Quando cantavo per Bongo
Da bambina, la mia casa era spesso attraversata da tempeste invisibili. I miei genitori litigavano di frequente, per soldi o per motivi che a me sembravano futili. Le loro urla si rincorrevano tra le stanze, e io mi sentivo sopraffatta, come se il mondo si stesse sgretolando attorno a me. Cercavo di farli smettere, gridando anch’io, ma era come se fossi invisibile. Così, quando il rumore diventava troppo, cercavo una via di fuga.
Avrei voluto che si aprisse un varco nel muro del corridoio, una porta magica che mi trasportasse in un luogo calmo, pacifico, fantastico. Quel varco non si apriva mai, ma nella vecchia casa al terzo piano c’era un piccolo ripostiglio che diventava il mio rifugio segreto. Aveva una finestrella alta e minuscola, da cui filtrava una luce gentile. Lì dentro, tra scatole e silenzi, trovavo la mia pace.
Prendevo Bongo, il mio orsacchiotto, e un cuscino, e mi rifugiavo nel ripostiglio. Era piccolo, ma ordinato. Vicino alla porta, c’era un tavolo coperto da una lunga tovaglia che arrivava fino a terra.
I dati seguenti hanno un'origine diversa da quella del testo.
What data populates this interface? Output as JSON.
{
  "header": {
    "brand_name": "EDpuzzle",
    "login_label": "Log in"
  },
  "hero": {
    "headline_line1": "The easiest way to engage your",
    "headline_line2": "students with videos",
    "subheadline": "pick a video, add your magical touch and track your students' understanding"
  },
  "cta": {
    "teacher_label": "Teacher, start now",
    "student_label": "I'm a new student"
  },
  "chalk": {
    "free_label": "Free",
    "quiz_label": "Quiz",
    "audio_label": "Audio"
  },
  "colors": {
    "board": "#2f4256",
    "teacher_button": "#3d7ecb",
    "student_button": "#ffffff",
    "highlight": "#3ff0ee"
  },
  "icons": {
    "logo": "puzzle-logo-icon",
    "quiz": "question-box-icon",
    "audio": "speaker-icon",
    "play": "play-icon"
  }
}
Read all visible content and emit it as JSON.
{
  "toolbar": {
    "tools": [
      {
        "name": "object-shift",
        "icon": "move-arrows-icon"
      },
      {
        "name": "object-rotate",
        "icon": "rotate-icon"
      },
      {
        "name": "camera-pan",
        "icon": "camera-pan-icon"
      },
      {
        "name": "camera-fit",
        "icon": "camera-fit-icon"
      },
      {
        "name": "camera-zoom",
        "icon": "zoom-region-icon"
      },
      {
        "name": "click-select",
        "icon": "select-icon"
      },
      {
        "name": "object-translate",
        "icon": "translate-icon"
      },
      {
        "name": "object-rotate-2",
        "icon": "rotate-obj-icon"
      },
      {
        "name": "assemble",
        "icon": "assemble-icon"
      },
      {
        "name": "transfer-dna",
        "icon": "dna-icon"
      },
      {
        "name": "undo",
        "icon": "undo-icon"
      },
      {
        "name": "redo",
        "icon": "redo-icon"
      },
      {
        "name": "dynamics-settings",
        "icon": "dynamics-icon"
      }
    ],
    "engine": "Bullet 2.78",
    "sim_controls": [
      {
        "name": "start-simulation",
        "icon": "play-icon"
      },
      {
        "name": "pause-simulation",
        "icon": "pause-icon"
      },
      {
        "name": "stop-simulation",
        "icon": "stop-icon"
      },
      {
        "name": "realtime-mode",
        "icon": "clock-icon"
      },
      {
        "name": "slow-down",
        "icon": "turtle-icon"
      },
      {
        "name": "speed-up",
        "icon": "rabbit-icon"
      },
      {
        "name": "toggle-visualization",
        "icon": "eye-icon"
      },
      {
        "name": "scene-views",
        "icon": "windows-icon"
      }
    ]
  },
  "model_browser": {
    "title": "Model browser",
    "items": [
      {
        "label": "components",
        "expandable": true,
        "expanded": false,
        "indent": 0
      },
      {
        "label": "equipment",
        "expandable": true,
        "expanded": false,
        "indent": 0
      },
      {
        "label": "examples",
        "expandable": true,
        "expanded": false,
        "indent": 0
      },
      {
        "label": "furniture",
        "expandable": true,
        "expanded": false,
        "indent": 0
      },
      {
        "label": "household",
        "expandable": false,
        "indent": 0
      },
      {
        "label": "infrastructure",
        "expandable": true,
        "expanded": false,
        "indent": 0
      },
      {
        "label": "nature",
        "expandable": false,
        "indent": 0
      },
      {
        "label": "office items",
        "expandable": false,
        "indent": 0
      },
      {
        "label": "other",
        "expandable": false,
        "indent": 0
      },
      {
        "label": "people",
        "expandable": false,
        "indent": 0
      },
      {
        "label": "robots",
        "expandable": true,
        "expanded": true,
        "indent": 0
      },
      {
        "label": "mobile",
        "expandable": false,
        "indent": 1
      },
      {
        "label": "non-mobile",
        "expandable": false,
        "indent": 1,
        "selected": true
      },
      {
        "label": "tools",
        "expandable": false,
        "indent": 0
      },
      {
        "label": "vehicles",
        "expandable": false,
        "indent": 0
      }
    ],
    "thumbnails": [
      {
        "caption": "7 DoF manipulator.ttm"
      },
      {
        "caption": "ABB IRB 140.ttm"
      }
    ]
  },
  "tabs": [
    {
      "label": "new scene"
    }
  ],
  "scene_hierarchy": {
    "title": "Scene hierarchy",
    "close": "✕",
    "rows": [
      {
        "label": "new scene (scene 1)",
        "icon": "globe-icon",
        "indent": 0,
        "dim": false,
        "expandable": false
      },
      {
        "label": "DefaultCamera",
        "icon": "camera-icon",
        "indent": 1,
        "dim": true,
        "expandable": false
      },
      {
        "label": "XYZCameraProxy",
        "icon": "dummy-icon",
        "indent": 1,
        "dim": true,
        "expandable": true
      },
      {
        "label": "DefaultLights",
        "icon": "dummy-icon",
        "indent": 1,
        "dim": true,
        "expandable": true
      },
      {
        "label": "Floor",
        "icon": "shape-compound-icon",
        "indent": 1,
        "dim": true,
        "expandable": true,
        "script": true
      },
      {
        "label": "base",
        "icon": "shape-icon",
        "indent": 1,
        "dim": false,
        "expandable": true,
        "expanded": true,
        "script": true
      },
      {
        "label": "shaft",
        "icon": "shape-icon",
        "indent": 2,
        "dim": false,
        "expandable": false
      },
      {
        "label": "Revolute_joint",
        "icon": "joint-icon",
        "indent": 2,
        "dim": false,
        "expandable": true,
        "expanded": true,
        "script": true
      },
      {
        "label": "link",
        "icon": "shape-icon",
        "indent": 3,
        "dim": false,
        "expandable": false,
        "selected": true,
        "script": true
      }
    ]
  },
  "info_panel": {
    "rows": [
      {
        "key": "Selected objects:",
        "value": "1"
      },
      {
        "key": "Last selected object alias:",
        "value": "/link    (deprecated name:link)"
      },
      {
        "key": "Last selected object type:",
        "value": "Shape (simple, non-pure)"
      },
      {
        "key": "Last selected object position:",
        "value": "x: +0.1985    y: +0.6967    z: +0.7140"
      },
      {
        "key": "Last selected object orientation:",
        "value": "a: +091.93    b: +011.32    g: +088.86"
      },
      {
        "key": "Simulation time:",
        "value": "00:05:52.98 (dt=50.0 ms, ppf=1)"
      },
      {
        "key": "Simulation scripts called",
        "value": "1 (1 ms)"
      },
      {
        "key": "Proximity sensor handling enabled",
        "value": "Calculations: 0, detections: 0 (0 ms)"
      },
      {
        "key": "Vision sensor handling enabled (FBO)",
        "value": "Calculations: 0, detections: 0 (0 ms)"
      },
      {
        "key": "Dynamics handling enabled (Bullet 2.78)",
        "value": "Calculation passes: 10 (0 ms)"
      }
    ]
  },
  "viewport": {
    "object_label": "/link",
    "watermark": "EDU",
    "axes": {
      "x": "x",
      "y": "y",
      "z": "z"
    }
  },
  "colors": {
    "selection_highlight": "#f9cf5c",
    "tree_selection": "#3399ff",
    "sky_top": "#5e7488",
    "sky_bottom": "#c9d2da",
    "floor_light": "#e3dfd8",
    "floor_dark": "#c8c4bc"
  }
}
Sollevavo quella coperta e mi infilavo sotto, immaginando di essere in una capanna, o in una tenda da campeggio. Chiudevo la porta, e il mondo restava fuori.
Lì sotto, iniziava il mio spettacolo. Cantavo per Bongo tutte le canzoncine dei cartoni animati che conoscevo. Ero la presentatrice, la cantante, la star. Bongo era il mio pubblico fedele, sempre attento, sempre presente. Cantando, non sentivo più le urla. Solo la mia voce, e il battito del cuore che tornava calmo.
Quel piccolo angolo nascosto era il mio rifugio, il mio palco, il mio mondo. E ancora oggi, quando penso a quel ripostiglio, sento la dolcezza di quelle note che mi proteggevano.
La capanna di Bongo
Nel corridoio urlava il vento,
tra mamma e papà, un battimento.
Io piccolina, cuore in pena,
cercavo pace, una scena serena.
Sognavo un varco nel muro grigio,
che mi portasse in un dolce rifugio.
Ma nella casa al terzo piano,
c’era un ripostiglio, piccolo e strano.
Con Bongo stretto tra le braccia,
e
un cuscino sotto la faccia,
entravo piano sotto al tavolo,
dove il silenzio era un regalo.
La coperta lunga come tenda
diventava il palco della leggenda.
Cantavo forte, senza paura,
le canzoncine, la mia armatura.
Bongo ascoltava, occhi attenti,
tra le mie note e i miei lamenti.
Io ero la star, la presentatrice,
in quel mondo fatto di voce e radice.
Le urla fuori si facevan lontane,
come onde spente, come campane.
Nel mio rifugio, sotto la stoffa,
trovavo pace, anche se goffa.
Ora che il tempo è passato via,
quel ripostiglio è poesia.
E ogni nota che cantavo allora,
vive nel cuore, ancora e ancora.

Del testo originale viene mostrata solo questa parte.